Ya sea sabe que la risa, como si fuera fácil provocarla a través de la escritura, no está muy bien vista en ambientes culturetas y circunspectos. Pasa con la comedia en el cine y creo que aún más en la narrativa a excepción del mundo british.
Sin duda, el personaje de Martín Romaña está en la historia de la literatura hispanoamericana por derecho propio. Conocí la obra de Bryce Echenique por recomendación de un compañero de la facultad, Cristóbal Ruíz, que, tristemente, ya nos dejó con el orgullo, eso sí, de haberse llevado un Goya como guionista.

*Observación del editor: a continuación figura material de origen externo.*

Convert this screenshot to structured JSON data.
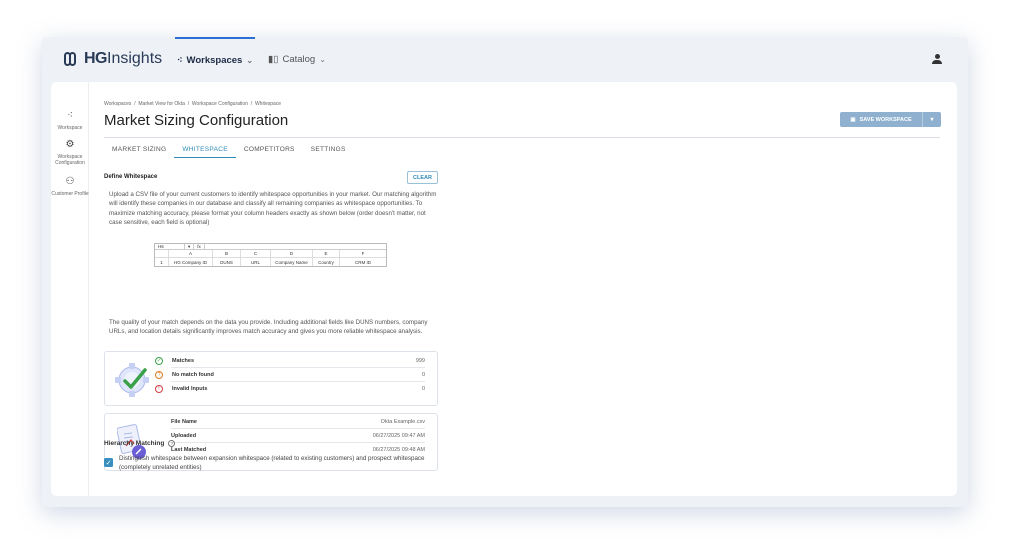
{
  "brand": {
    "bold": "HG",
    "light": "Insights"
  },
  "nav": [
    {
      "label": "Workspaces",
      "icon": "workspaces-icon",
      "active": true
    },
    {
      "label": "Catalog",
      "icon": "catalog-icon",
      "active": false
    }
  ],
  "sidebar": {
    "items": [
      {
        "label": "Workspace"
      },
      {
        "label": "Workspace Configuration"
      },
      {
        "label": "Customer Profile"
      }
    ]
  },
  "breadcrumb": [
    "Workspaces",
    "Market View for Okta",
    "Workspace Configuration",
    "Whitespace"
  ],
  "page_title": "Market Sizing Configuration",
  "save_button": "SAVE WORKSPACE",
  "tabs": [
    "MARKET SIZING",
    "WHITESPACE",
    "COMPETITORS",
    "SETTINGS"
  ],
  "active_tab": "WHITESPACE",
  "section": {
    "title": "Define Whitespace",
    "clear": "CLEAR",
    "desc1": "Upload a CSV file of your current customers to identify whitespace opportunities in your market. Our matching algorithm will identify these companies in our database and classify all remaining companies as whitespace opportunities. To maximize matching accuracy, please format your column headers exactly as shown below (order doesn't matter, not case sensitive, each field is optional)",
    "desc2": "The quality of your match depends on the data you provide. Including additional fields like DUNS numbers, company URLs, and location details significantly improves match accuracy and gives you more reliable whitespace analysis."
  },
  "sheet": {
    "cell_ref": "H6",
    "fx": "fx",
    "columns": [
      "A",
      "B",
      "C",
      "D",
      "E",
      "F"
    ],
    "row_num": "1",
    "headers": [
      "HG Company ID",
      "DUNS",
      "URL",
      "Company Name",
      "Country",
      "CRM ID"
    ]
  },
  "match_stats": [
    {
      "label": "Matches",
      "value": "999",
      "status": "success",
      "color": "#3aa14a"
    },
    {
      "label": "No match found",
      "value": "0",
      "status": "warning",
      "color": "#e07a1f"
    },
    {
      "label": "Invalid Inputs",
      "value": "0",
      "status": "error",
      "color": "#d23b3b"
    }
  ],
  "file_info": [
    {
      "label": "File Name",
      "value": "Okta Example.csv"
    },
    {
      "label": "Uploaded",
      "value": "06/27/2025 09:47 AM"
    },
    {
      "label": "Last Matched",
      "value": "06/27/2025 09:48 AM"
    }
  ],
  "hierarchy": {
    "title": "Hierarchy Matching",
    "checked": true,
    "checkbox_label": "Distinguish whitespace between expansion whitespace (related to existing customers) and prospect whitespace (completely unrelated entities)"
  },
  "colors": {
    "accent": "#2f8bb7",
    "save_button": "#8fb1cf",
    "nav_active": "#2b6fd6"
  }
}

Devoré la vida exagerada de Martín Romaña como lo hice con ese hombre que hablaba de Octavia de Cádiz o con su mundo para Julius. Por ahí andan desperdigadas por los estantes, pero muy unidas en mis recuerdos.
Bryce, hombre poco dado al mosto y los refrescos, era todo un personaje. Se intuía en su universo literario y tuve la suerte de comprobarlo en una charla en El Escorial con motivo de sus cursos de verano.
Nos hizo reír sin piedad y, por si fuera poco, remató ese inolvidable encuentro narrando un imaginario partido de fútbol de equipos peruanos. Lo bordó casi tanto como esas novelas que, por derecho propio, siempre estarán en un lugar privilegiado de mi memoria. Descanse en paz.